The shortage is in the capacity to make the blanks, not physical silver. The suppliers of the blanks aren’t going to kick in new investment unless the higher sales can be anticipated to go on forever. They max their return by running at 100% of capacity with a backlog. They don’t give a damn whether you get your coins this month or next. No competitors per guaranteed government contract. So, you get allocation on peaks, filled later. I’m not seeing any shortage of Eagles from retail dealers. Dealer mark-ups vary but are running $0.85-$1.00/ coin which is normal. They’re not… Read more »
To TJ34231111:
“WHAT?! I thought there was a SHORTAGE! That was pumped on so many PERMABULL SITES, HOW CAN THEY RESUME SELLING!!! OMG! lol. Shortage my a$$”

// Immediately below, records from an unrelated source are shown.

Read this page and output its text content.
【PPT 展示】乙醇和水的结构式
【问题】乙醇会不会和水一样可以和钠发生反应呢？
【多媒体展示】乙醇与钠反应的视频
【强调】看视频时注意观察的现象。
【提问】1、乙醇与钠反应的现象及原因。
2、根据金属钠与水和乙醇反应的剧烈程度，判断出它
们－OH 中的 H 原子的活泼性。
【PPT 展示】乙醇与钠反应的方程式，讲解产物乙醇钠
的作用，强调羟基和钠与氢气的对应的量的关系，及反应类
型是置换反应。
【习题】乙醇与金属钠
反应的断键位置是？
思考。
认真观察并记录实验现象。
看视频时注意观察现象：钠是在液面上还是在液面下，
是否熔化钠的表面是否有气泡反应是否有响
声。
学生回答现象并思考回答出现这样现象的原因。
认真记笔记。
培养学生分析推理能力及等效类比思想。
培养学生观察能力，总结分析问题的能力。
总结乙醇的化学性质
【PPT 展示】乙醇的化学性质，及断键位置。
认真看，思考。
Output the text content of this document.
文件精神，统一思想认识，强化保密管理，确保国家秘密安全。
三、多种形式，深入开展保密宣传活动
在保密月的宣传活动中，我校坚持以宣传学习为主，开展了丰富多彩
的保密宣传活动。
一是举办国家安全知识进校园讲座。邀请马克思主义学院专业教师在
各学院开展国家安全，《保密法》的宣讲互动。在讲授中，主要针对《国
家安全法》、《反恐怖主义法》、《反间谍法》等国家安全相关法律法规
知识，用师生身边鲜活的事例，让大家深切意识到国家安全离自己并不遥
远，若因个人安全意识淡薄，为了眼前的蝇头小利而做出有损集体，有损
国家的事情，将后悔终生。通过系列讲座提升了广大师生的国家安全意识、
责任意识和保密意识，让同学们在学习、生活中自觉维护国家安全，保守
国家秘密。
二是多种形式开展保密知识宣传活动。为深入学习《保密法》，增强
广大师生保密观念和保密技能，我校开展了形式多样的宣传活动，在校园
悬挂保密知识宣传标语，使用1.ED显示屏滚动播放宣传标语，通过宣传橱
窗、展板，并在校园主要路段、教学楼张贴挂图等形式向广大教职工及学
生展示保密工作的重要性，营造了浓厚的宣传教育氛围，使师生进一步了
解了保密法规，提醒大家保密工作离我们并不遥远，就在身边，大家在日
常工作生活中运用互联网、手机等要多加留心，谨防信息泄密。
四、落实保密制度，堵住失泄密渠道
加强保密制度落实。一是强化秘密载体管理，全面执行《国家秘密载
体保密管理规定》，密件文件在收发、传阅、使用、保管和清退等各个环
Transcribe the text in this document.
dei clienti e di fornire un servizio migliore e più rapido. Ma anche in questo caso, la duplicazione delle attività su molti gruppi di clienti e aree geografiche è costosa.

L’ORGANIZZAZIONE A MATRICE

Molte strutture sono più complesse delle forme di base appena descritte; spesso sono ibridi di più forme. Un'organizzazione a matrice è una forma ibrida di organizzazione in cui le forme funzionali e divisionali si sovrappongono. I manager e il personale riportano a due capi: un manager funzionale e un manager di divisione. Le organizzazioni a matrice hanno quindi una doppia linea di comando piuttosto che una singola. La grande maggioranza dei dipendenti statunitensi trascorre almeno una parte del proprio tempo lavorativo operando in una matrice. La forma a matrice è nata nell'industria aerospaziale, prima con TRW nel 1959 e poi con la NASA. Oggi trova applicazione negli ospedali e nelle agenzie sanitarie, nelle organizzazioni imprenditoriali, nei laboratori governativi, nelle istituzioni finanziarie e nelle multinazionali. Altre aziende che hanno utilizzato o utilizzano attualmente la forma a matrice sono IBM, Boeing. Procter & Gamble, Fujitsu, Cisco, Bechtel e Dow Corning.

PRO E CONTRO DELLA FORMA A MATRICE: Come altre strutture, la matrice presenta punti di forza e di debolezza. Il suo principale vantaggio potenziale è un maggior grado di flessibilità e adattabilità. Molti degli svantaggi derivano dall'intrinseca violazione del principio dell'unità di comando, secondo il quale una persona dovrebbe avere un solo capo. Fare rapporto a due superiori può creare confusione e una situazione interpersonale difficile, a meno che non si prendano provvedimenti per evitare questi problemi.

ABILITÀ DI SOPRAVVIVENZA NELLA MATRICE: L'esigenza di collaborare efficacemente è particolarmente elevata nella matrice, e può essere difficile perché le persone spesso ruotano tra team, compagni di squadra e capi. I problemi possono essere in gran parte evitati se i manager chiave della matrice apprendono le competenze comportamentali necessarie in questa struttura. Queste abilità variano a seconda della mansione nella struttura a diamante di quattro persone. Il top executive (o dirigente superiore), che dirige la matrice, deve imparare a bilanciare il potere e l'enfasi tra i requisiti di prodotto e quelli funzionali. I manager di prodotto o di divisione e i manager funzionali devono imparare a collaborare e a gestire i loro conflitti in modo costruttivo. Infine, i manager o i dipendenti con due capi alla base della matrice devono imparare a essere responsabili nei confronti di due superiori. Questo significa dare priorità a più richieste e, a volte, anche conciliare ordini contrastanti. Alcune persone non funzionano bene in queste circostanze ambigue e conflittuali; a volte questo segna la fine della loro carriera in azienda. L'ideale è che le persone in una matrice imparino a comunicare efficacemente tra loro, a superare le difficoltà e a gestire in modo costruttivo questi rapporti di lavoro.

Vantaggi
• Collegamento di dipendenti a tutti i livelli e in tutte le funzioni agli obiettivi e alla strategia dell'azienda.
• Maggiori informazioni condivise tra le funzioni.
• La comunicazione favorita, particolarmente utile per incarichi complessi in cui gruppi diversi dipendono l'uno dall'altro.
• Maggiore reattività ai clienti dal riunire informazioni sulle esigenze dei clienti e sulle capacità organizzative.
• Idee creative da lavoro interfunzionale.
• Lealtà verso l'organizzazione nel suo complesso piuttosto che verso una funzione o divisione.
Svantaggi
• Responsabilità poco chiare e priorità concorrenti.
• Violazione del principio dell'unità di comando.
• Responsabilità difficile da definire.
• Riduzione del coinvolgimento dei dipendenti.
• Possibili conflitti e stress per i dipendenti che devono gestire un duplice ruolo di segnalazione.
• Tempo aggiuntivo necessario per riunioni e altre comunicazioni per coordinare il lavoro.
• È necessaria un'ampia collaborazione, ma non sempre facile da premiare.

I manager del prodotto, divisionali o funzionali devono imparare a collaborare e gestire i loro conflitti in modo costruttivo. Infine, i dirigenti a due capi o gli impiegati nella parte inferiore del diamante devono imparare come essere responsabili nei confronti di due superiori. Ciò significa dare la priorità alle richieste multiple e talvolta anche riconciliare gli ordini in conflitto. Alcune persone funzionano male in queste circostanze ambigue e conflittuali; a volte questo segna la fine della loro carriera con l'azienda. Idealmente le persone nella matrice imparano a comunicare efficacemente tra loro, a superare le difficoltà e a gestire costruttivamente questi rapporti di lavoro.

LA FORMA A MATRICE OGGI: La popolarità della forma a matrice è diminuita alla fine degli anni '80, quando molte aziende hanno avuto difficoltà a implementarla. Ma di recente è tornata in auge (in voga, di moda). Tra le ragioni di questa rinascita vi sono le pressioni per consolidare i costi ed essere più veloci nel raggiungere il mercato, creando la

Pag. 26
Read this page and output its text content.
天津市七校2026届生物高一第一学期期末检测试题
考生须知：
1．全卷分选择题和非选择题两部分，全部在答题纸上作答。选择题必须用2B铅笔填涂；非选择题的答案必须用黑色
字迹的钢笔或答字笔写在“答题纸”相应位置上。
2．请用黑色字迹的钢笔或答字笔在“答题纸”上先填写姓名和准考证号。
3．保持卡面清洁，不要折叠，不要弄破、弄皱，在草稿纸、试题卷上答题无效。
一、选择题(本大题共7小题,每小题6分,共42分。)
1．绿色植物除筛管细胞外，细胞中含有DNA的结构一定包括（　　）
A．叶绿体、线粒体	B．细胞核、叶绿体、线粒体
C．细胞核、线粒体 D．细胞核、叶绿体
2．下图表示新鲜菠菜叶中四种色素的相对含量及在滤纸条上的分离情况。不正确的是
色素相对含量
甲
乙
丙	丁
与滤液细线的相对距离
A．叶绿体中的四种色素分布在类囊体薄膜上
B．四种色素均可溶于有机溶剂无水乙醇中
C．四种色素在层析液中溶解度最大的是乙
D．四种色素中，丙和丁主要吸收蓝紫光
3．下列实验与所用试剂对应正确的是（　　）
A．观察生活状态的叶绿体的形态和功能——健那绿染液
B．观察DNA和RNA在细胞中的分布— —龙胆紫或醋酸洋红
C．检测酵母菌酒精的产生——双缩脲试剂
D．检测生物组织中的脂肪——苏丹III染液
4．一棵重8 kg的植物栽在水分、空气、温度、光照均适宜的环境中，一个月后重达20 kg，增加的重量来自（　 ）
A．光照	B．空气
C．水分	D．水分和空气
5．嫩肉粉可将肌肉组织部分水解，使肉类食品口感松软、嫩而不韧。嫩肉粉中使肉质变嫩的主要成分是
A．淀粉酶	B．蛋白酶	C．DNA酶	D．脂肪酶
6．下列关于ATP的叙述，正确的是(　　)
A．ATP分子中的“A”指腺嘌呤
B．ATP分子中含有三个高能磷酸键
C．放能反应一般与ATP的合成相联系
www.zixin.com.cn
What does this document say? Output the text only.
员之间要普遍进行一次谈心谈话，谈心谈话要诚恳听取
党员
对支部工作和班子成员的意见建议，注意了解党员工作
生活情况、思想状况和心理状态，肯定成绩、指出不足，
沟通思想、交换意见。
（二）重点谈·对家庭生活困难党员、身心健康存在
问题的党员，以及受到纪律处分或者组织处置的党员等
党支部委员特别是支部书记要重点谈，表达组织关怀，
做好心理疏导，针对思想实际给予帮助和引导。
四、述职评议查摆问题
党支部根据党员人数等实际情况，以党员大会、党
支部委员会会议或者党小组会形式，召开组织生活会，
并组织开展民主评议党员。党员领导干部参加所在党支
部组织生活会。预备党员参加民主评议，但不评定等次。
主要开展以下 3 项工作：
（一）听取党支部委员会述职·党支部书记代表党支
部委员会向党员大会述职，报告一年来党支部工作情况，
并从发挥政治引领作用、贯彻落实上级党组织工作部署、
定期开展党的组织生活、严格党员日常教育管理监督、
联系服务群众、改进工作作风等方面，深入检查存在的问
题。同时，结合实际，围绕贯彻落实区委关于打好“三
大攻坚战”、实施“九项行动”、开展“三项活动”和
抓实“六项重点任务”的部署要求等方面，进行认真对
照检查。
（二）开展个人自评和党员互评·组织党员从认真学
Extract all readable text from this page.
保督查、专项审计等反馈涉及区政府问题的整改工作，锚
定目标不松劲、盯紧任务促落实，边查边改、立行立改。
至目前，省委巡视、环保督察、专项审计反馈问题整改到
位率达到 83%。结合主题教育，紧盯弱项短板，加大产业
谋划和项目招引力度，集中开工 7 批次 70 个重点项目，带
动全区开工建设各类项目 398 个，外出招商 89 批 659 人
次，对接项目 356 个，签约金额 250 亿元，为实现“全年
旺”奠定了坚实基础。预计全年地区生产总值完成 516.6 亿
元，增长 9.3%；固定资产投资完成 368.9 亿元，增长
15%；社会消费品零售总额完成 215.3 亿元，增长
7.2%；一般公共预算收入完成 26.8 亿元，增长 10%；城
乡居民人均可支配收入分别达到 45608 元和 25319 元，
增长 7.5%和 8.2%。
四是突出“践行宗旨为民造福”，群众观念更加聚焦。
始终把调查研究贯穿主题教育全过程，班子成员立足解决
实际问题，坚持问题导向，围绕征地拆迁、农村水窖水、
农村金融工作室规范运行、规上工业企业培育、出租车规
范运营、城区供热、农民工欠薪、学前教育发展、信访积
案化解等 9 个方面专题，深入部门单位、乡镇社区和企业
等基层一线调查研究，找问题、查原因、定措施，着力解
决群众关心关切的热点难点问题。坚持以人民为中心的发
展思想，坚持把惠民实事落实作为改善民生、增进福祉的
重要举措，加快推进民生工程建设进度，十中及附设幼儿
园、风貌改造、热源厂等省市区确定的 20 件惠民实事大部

Well let’s see . . . when you can’t accept new orders because you lack the inventory to fill such orders, you have a shortage. It’s not rocket science you ding a ling.
If production cannot keep up with demand, that’s a shortage. 🙂
In times of shortage the price rises, doesn’t it? err maybe not,
I just can’t see how anyone can suggest the price of precious metals is not being manipulated.
Kevin- No real use for Gold?
There are many industrial uses. For example the terminals for all of the connectors for sensors made in all cars since 1994. OBD2 requires Gold plated terminals for all connectors on car sensors!
Government needs price of silver to go up a shortage would do that think about it if raw silver is 16.00 oz its hardly worth mining or is it???